Gutiérrez et ses collaborateurs souhaitent créer une certification pour les olives de table et les huiles d’olive. Imaginez quelque chose qui s’apparente aux labels de commerce équitable sur les bananes ou le café, mais pour la biodiversité.
Cette préoccupation pour la biodiversité survient à un moment incertain pour l’agriculture de masse. Selon Rob Dunn, professeur d’écologie appliquée à l’université d’État de Caroline du Nord, la simplification de l’agriculture – y compris la culture de l’olivier – a exposé de nombreuses cultures au risque d’extinction face à l’évolution des agents pathogènes.

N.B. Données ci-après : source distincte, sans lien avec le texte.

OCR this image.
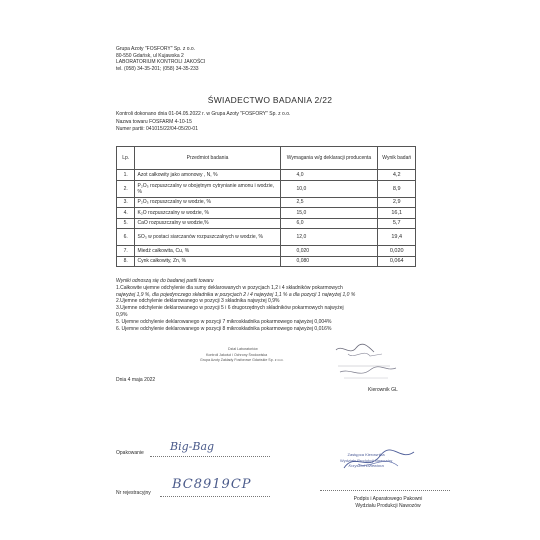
Grupa Azoty "FOSFORY" Sp. z o.o.
80-550 Gdańsk, ul Kujawska 2
LABORATORIUM KONTROLI JAKOŚCI
tel. (058) 34-35-201; (058) 34-35-233
ŚWIADECTWO BADANIA 2/22
Kontroli dokonano dnia 01-04.05.2022 r. w Grupa Azoty "FOSFORY" Sp. z o.o.
Nazwa towaru FOSFARM 4-10-15
Numer partii: 041015/22/04-05/20-01
Lp.	Przedmiot badania	Wymagania w/g deklaracji producenta	Wynik badań
1.	Azot całkowity jako amonowy , N, %	4,0	4,2
2.	P₂O₅ rozpuszczalny w obojętnym cytrynianie amonu i wodzie, %	10,0	8,9
3.	P₂O₅ rozpuszczalny w wodzie, %	2,5	2,9
4.	K₂O rozpuszczalny w wodzie, %	15,0	16,1
5.	CaO rozpuszczalny w wodzie,%	6,0	5,7
6.	SO₃ w postaci siarczanów rozpuszczalnych w wodzie, %	12,0	19,4
7.	Miedź całkowita, Cu, %	0,020	0,020
8.	Cynk całkowity, Zn, %	0,080	0,064
Wyniki odnoszą się do badanej partii towaru
1.Całkowite ujemne odchylenie dla sumy deklarowanych w pozycjach 1,2 i 4 składników pokarmowych
najwyżej 1,9 %, dla pojedynczego składnika w pozycjach 2 i 4 najwyżej 1,1 % a dla pozycji 1 najwyżej 1,0 %
2.Ujemne odchylenie deklarowanego w pozycji 3 składnika najwyżej 0,9%
3.Ujemne odchylenie deklarowanego w pozycji 5 i 6 drugorzędnych składników pokarmowych najwyżej
0,9%
5. Ujemne odchylenie deklarowanego w pozycji 7 mikroskładnika pokarmowego najwyżej 0,004%
6. Ujemne odchylenie deklarowanego w pozycji 8 mikroskładnika pokarmowego najwyżej 0,016%
Dział Laboratoriów
Kontroli Jakości i Ochrony Środowiska
Grupa Azoty Zakłady Fosforowe Gdańskie Sp. z o.o.
Dnia 4 maja 2022
Kierownik GL
Opakowanie Big-Bag
Nr rejestracyjny
BC8919CP
Zastępca Kierownika
Wydziału Produkcji Nawozów
Krzysztof Dziewiora
Podpis i Aparatowego Pakowni
Wydziału Produkcji Nawozów
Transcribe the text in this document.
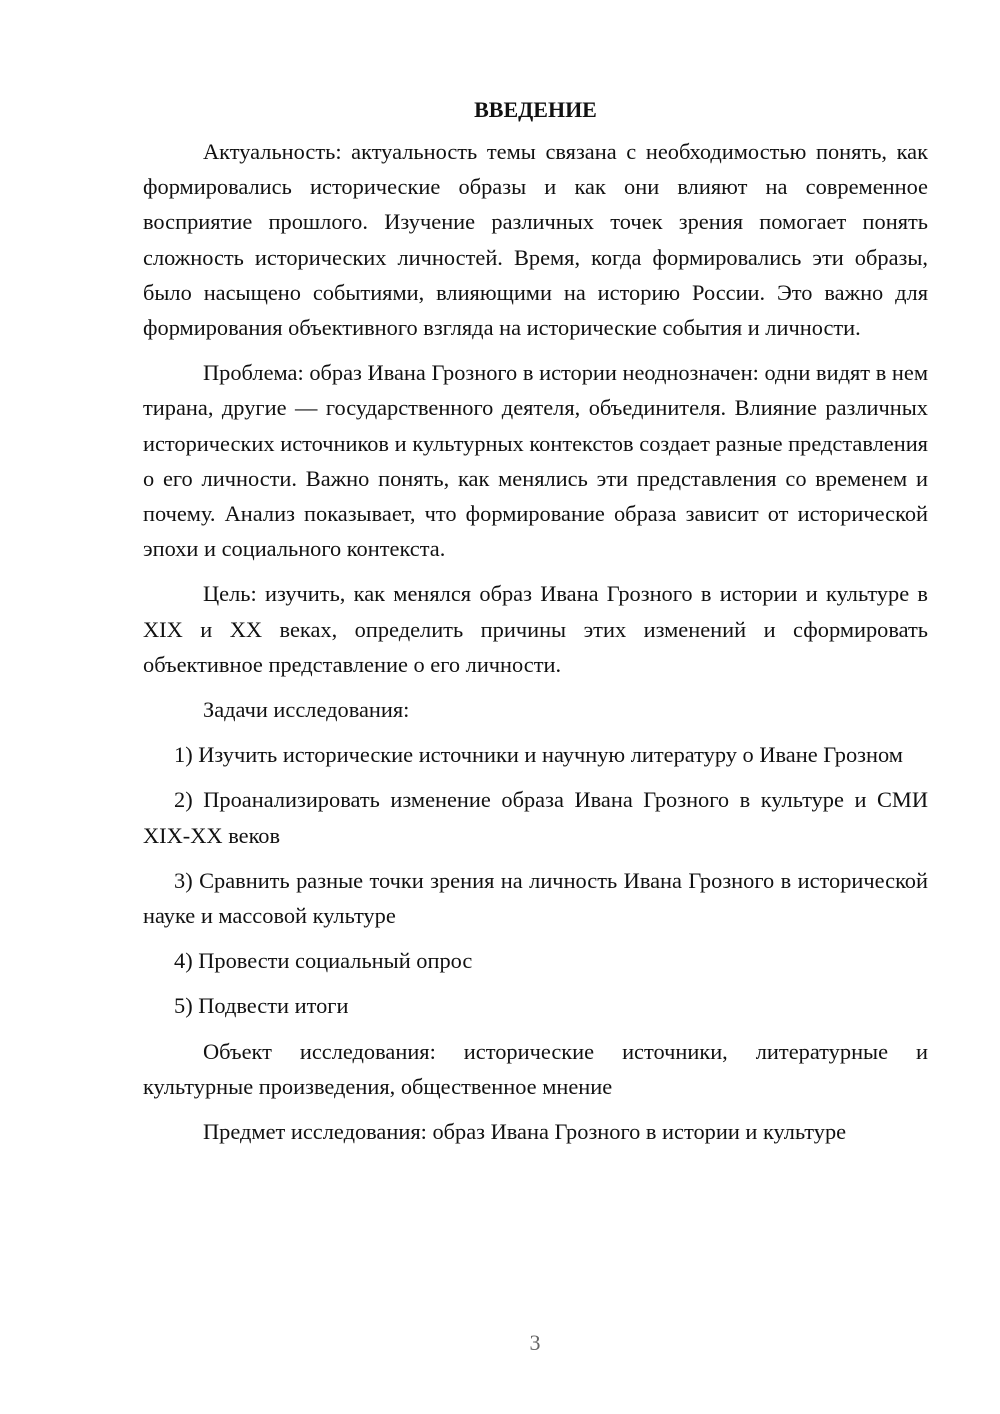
ВВЕДЕНИЕ

Актуальность: актуальность темы связана с необходимостью понять, как формировались исторические образы и как они влияют на современное восприятие прошлого. Изучение различных точек зрения помогает понять сложность исторических личностей. Время, когда формировались эти образы, было насыщено событиями, влияющими на историю России. Это важно для формирования объективного взгляда на исторические события и личности.

Проблема: образ Ивана Грозного в истории неоднозначен: одни видят в нем тирана, другие — государственного деятеля, объединителя. Влияние различных исторических источников и культурных контекстов создает разные представления о его личности. Важно понять, как менялись эти представления со временем и почему. Анализ показывает, что формирование образа зависит от исторической эпохи и социального контекста.

Цель: изучить, как менялся образ Ивана Грозного в истории и культуре в XIX и XX веках, определить причины этих изменений и сформировать объективное представление о его личности.

Задачи исследования:

1) Изучить исторические источники и научную литературу о Иване Грозном

2) Проанализировать изменение образа Ивана Грозного в культуре и СМИ XIX-XX веков

3) Сравнить разные точки зрения на личность Ивана Грозного в исторической науке и массовой культуре

4) Провести социальный опрос

5) Подвести итоги

Объект исследования: исторические источники, литературные и культурные произведения, общественное мнение

Предмет исследования: образ Ивана Грозного в истории и культуре

3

« Presque toutes les cultures du monde ont connu une histoire très similaire : domestiquées dans une région, puis déplacées vers une autre, où elles pouvaient échapper à leurs ravageurs et agents pathogènes », écrit Dunn dans son nouveau livre, Never Out Of Season. « Mais ces ravageurs et agents pathogènes, dans notre monde globalisé où les avions et les bateaux circulent librement, finissent par les rattraper. »

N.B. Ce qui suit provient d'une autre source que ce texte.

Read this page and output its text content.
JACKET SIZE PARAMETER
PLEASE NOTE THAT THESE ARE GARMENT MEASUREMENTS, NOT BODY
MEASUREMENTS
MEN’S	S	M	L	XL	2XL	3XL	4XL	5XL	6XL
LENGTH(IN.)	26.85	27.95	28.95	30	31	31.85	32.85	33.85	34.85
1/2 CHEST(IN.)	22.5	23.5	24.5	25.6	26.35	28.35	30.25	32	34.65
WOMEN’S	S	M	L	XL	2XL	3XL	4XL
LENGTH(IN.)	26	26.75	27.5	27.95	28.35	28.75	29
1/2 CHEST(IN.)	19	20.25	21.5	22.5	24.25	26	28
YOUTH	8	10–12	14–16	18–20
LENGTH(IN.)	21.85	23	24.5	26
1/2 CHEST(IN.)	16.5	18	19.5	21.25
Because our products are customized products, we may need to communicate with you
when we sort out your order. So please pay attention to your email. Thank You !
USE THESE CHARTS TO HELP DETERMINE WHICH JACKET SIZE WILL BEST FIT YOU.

Les olives font partie de ces cultures désormais menacées. Des foyers de Xylella fastidiosa ont été signalés dans le nord de l’Italie, le sud de la France, en Corse et aux Baléares. Accroître la biodiversité dans les oliveraies est le meilleur moyen d’atténuer les effets de ces maladies.
« Une fois qu’ils nous rattrapent, il n’y a que très peu de moyens de sauver nos cultures, et tous dépendent de la biodiversité, que ce soit dans la nature ou parmi les variétés de cultures traditionnelles », écrit Dunn.
Le projet Olive Alive prévoit de créer une « forêt humanisée » en utilisant des oliviers, qui constituent une espèce clé appropriée pour renouveler la biodiversité dans la région. Il s’agit d’une culture forestière permanente, originaire de la Méditerranée, qui crée un environnement naturel pour de nombreuses autres espèces.

« (La biodiversité des oliveraies) sera obtenue en gérant la couverture herbacée dont il est prouvé qu’elle ne diminue pas la productivité de l’oliveraie », a déclaré M. Gutiérrez. « Et en restaurant les zones (forestières) improductives, telles que les lisières, les berges ou les routes, qui ont été détruites ou abandonnées. »
Ces zones seront restaurées en plantant des arbustes indigènes, en installant des nichoirs pour les oiseaux et d’autres animaux sauvages, ainsi qu’en creusant des étangs. Les espèces indigènes pourront alors être réintroduites dans les zones où M. Gutiérrez estime qu’elles pourraient prospérer.
M. Gutiérrez a déclaré que cette nouvelle certification apporterait une valeur ajoutée aux huiles d’olive ainsi produites, ce que, selon lui, les consommateurs européens recherchent.
« De plus en plus de personnes, surtout en Europe, sont prêtes à agir pour préserver l’environnement », a-t-il déclaré. « (Nous cherchons) à élaborer la meilleure stratégie pour que cette huile trouve sa place sur le marché et que le consommateur sache l’apprécier à sa juste valeur. »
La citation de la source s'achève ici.